This week we’re in the room with two different organisations, supporting their full leadership teams to set themselves up for success.
Not a strategy. Not an org structure. Not a capability framework.
A set of leadership principles.
It’s interesting work because on the surface it can feel deceptively simple. A group of leaders in a room agreeing the kind of leadership culture they want to create. Words like trust, accountability, collaboration and courage often come quickly.
But the real work sits underneath the words. Otherwise leadership principles would just be slogans, which belittles their value.
They are agreements about behaviour. More importantly, they are the shared understanding of how leadership is practised when things are under pressure, when priorities compete, and when the stakes are high.
Leadership as a practice, not a position
Through this work, we talk a lot about the shift from seeing leadership as a title to seeing it as a practice.
Titles create hierarchy. Principles create consistency.
When leadership is anchored only to role seniority and job descriptions, culture becomes patchy. People experience leadership differently depending on who they report to. Decision making feels inconsistent. Accountability is uneven.
However, when leadership principles are clear, visible, operationalised and measured, they create a common language for how leadership shows up across the whole system.
They become the cultural infrastructure that sits beneath the strategy.
From posters on the wall to behaviours in the room
One of the tensions we name early is the risk of principles becoming posters.
Most organisations already have values. Many have leadership frameworks. Some have beautifully designed charters that live on intranets or office walls.

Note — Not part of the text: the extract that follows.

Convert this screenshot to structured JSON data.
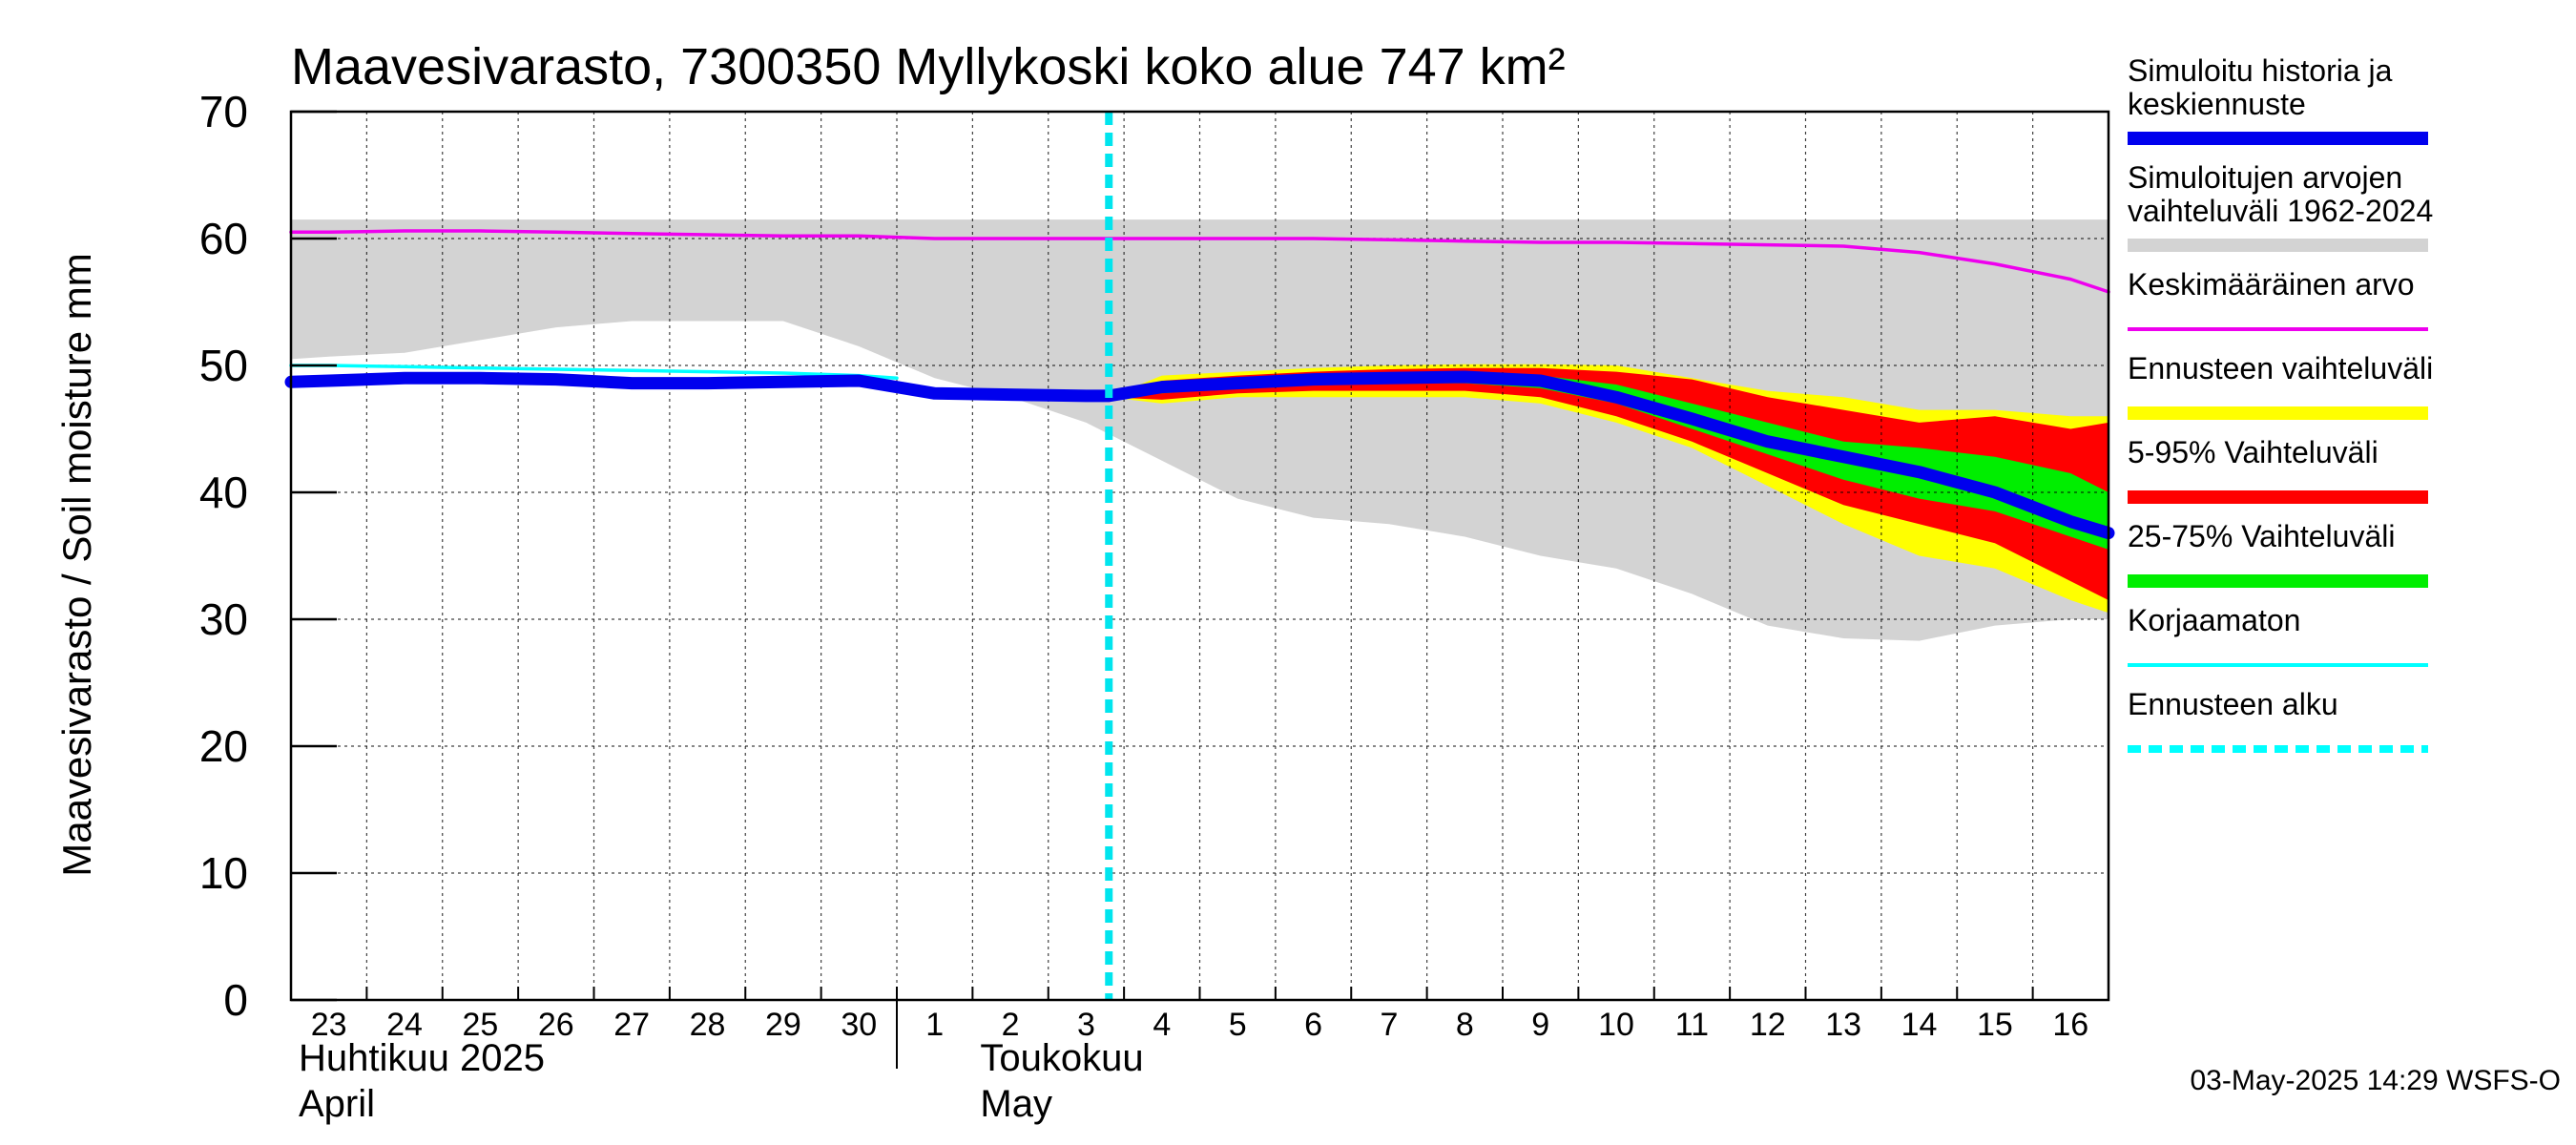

But if people cannot see the principles in meetings, in decision making, in how conflict is handled, or in how feedback is given, they quickly lose meaning.
So in the workshops we like to move beyond wordsmithing and focus on intent and outcomes.
We ask questions like:
How would this principle apply for someone managing up?
Would this still apply in a crisis?
How would this look when you don't have the answers?
This way the conversation shifts from aspiration to application, especially when things are messy.
Principles only matter when people know how to action them.
The system, not just the self
Another important shift in these sessions is moving leaders beyond self-reflection alone.
Principles invite a broader lens.
They ask leaders to think about:
The team environment they are co-creating.
The organisational systems they reinforce or challenge.
The future culture they are shaping through today’s behaviour.
It moves leadership from personal effectiveness to collective responsibility. Shifting from the tasks I'm here to do, to the purpose I'm part of creating.
Why this work matters now
Organisations are operating in extraordinary complexity. Customer and stakeholder expectations are rising. Resources are constrained. Scrutiny is high. The pace of change continues to accelerate.
In that environment, leaders need anchors.
Clear, practical principles act as decision filters. They help leaders know how to act when policies do not cover the situation. They create alignment when pressure could easily fragment it.
They also create permission.
Permission to speak up. Permission to challenge constructively. Permission to hold each other accountable to the culture they said they wanted.
The real measure of success
By the end of these workshops, our clients walk away with a charter. A set of principles written in their language, grounded in their context.
But we are always clear that the document is not the outcome.
The outcome is what happens next.
Do leaders reference the principles in meetings? Do they use them in performance conversations? Do they call each other back to them when behaviour drifts?
That is when principles move from words to ways of working. This is where shifts happen.